Une équipe de recherche de l’Institut du Cerveau co-dirigée par le Pr Bruno Stankoff vient d’identifier un nouveau biomarqueur d’imagerie de la sclérose en plaques qui pourrait permettre à terme d’identifier les patients à risque de développer la maladie avant même l’apparition des premiers symptômes.
Maladie auto-immune du système nerveux central, la sclérose en plaques (SEP) touche 120 000 personnes en France et se déclare en moyenne vers 32 ans. Baisse de la vision, fourmillements, faiblesse musculaire, troubles de la coordination et de l’équilibre, les symptômes sont très invalidants et ont des conséquences profondes sur la qualité de vie des patients. A l’heure actuelle, seuls des médicaments immunomodulateurs ou immunosuppresseurs, c’est-à-dire capables de limiter la réaction inflammatoire observée dans le cerveau et la moelle épinière mais qui n’ont que peu d’effets sur l’évolution de la maladie sont disponibles.
L’objectif de la recherche est donc de diagnostiquer la maladie à un stade présymptomatique, alors qu’elle est encore cliniquement silencieuse.
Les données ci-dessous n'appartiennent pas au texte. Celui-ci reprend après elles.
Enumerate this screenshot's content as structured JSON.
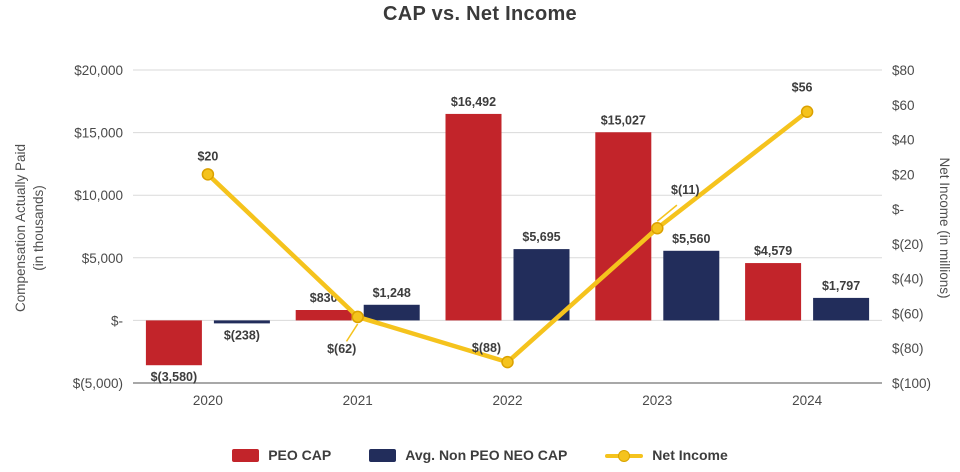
{
  "chart_data": {
    "type": "combo-bar-line",
    "title": "CAP vs. Net Income",
    "categories": [
      "2020",
      "2021",
      "2022",
      "2023",
      "2024"
    ],
    "bar_series": [
      {
        "name": "PEO CAP",
        "color": "#c2242a",
        "values": [
          -3580,
          830,
          16492,
          15027,
          4579
        ],
        "labels": [
          "$(3,580)",
          "$830",
          "$16,492",
          "$15,027",
          "$4,579"
        ]
      },
      {
        "name": "Avg. Non PEO NEO CAP",
        "color": "#222d5b",
        "values": [
          -238,
          1248,
          5695,
          5560,
          1797
        ],
        "labels": [
          "$(238)",
          "$1,248",
          "$5,695",
          "$5,560",
          "$1,797"
        ]
      }
    ],
    "line_series": {
      "name": "Net Income",
      "color": "#f5c31d",
      "marker_stroke": "#dba100",
      "values": [
        20,
        -62,
        -88,
        -11,
        56
      ],
      "labels": [
        "$20",
        "$(62)",
        "$(88)",
        "$(11)",
        "$56"
      ]
    },
    "left_axis": {
      "title_line1": "Compensation Actually Paid",
      "title_line2": "(in thousands)",
      "min": -5000,
      "max": 20000,
      "ticks": [
        20000,
        15000,
        10000,
        5000,
        0,
        -5000
      ],
      "tick_labels": [
        "$20,000",
        "$15,000",
        "$10,000",
        "$5,000",
        "$-",
        "$(5,000)"
      ]
    },
    "right_axis": {
      "title": "Net Income (in millions)",
      "min": -100,
      "max": 80,
      "ticks": [
        80,
        60,
        40,
        20,
        0,
        -20,
        -40,
        -60,
        -80,
        -100
      ],
      "tick_labels": [
        "$80",
        "$60",
        "$40",
        "$20",
        "$-",
        "$(20)",
        "$(40)",
        "$(60)",
        "$(80)",
        "$(100)"
      ]
    },
    "grid": true,
    "legend_position": "bottom"
  }
}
Ainsi, une prise en charge précoce pourrait permettre de modifier l’évolution de la maladie, pour réduire sa sévérité et son retentissement sur le quotidien des patients.
Lumière sur les plexus choroïdes
Les chercheurs de l’Institut du Cerveau ont dans des travaux antérieurs montré une activité accrue des cellules immunitaires au niveau des plexus choroïdes. Ces structures, situées dans les ventricules du cerveau, produisent le liquide céphalo-rachidien (LCR) et contribuent à réguler les échanges entre système sanguin et le système nerveux.
En plus de produire le liquide céphalorachidien, on sait que les plexus choroïdes régulent la circulation des cellules immunitaires au niveau la barrière hémato-encéphalique. Ils participent à la protection du cerveau contre l’intrusion de substances toxiques, et constituent une barrière biochimique qui facilite l’évacuation de déchets. Ils interviennent également pour aider le système nerveux central à récupérer après une maladie ou un traumatisme.
Vers un nouveau biomarqueur non invasif
Aujourd’hui, En combinant deux outils d’imagerie, l’IRM et la tomographie par émission de positrons (TEP), les chercheurs analysés et comparé les clichés de 27 patients présymptomatiques, 97 patients diagnostiqués SEP, et 53 volontaires sains. Ils ont montré que les plexus choroïdes des patients présymptomatiques étaient 32% plus volumineux que ceux des individus sains, et d’une taille similaire à ceux des patients déjà diagnostiqués. Ces résultats sont publiés dans la revue Neurology Neuroimmunology & Neuroinflammation.
La mesure du volume des plexus choroïdes pourrait donc constituer un nouveau biomarqueur, c’est-à-dire un critère anatomique permettant d’établir un diagnostic précoce de la maladie in vivo. Il s’avère d’autant plus prometteur qu’il s’agit d’un biomarqueur d’imagerie, qui repose sur un examen non invasif.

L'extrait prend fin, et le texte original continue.